An access system manual was also given to China team members. They had to write down what they learned from the lectures and keep records of doping tests and medicine taken in a personal manual.
They also had to sign a letter of commitment in the manual, along with their coaches and team leaders.
"This is the first time we have applied such a well-planned access system before such a big event. No one can escape such tests," he said.
Besides education and exams, all the athletes will be tested for drugs without prior notification.
"We have conducted drug tests here for all the athletes that will compete in Guangzhou. For those who are competing abroad right now, they will receive their tests as soon as they come back," he said.
"All the athletes have to be proved clean before moving into the Asian Games Village. Athletes and coaches who have dirty records in doping tests will have no chance to represent China in Guangzhou," he said.
Up to now, Zhao`s agency has conducted more than 10,000 doping tests on Chinese athletes this year, but some top athletes have still tested positive on the international stage.
In May, Chinese judoka Tong Wen, the champion in the women`s over 78kg class at the Beijing Olympics, was suspended for two years for a positive test for clenbuterol, which can boost muscles like an anabolic steroid.
Then, Li Fuyu, the nation`s most prominent professional road cyclist and a Radioshack teammate of US legend Lance Armstrong, was confirmed as having failed a test for the same substance in August.
Both of them claimed to be innocent, complaining about tainted pork they ate. Zhao said dubious food should not be an excuse for testing positive and all athletes should be very disciplined about what they ingest.

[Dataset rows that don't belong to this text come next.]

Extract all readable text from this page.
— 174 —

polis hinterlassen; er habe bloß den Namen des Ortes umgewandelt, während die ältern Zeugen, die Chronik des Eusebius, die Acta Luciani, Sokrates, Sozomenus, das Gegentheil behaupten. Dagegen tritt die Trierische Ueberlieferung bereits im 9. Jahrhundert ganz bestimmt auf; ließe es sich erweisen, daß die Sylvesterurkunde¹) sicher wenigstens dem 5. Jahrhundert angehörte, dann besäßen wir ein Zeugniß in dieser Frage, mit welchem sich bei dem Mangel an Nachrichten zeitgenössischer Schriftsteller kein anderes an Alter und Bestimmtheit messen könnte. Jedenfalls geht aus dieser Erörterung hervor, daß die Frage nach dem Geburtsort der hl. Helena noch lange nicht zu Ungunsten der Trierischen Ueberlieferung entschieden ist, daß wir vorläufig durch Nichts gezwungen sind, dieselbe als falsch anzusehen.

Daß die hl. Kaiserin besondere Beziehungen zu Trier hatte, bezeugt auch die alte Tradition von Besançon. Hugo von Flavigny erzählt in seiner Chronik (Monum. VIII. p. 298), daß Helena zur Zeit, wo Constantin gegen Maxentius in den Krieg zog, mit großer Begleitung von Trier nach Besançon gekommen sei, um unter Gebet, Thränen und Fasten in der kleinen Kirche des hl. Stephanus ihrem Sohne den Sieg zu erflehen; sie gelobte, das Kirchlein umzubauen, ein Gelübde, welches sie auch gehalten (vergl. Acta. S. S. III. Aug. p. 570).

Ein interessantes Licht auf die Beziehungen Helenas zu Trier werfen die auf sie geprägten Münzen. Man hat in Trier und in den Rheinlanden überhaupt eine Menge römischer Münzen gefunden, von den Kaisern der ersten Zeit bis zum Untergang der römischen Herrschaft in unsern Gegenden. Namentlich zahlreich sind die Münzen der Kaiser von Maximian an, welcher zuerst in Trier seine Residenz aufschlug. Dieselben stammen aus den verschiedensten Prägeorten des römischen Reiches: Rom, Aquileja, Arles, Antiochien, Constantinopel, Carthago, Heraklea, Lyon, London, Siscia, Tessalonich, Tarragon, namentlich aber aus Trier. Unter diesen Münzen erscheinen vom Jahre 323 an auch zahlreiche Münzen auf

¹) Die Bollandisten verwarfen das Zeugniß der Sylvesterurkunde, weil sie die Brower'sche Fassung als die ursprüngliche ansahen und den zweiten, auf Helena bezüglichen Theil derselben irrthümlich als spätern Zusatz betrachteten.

"Professional athletes should pay extreme attention to their food and drinks it is their responsibility," said Zhao.
"I don`t think they can blame tainted food. If the food is a problem, why did others who ate it not fail? It`s very easy for the athletes to lose themselves in the face of the wealth and glory they gain by winning. It`s difficult for athletes to find the balance between competing fairly and chasing the rewards. We still have a long way to go in the education of athletes. I hope the efforts we make for the Asian Games will benefit them in the future."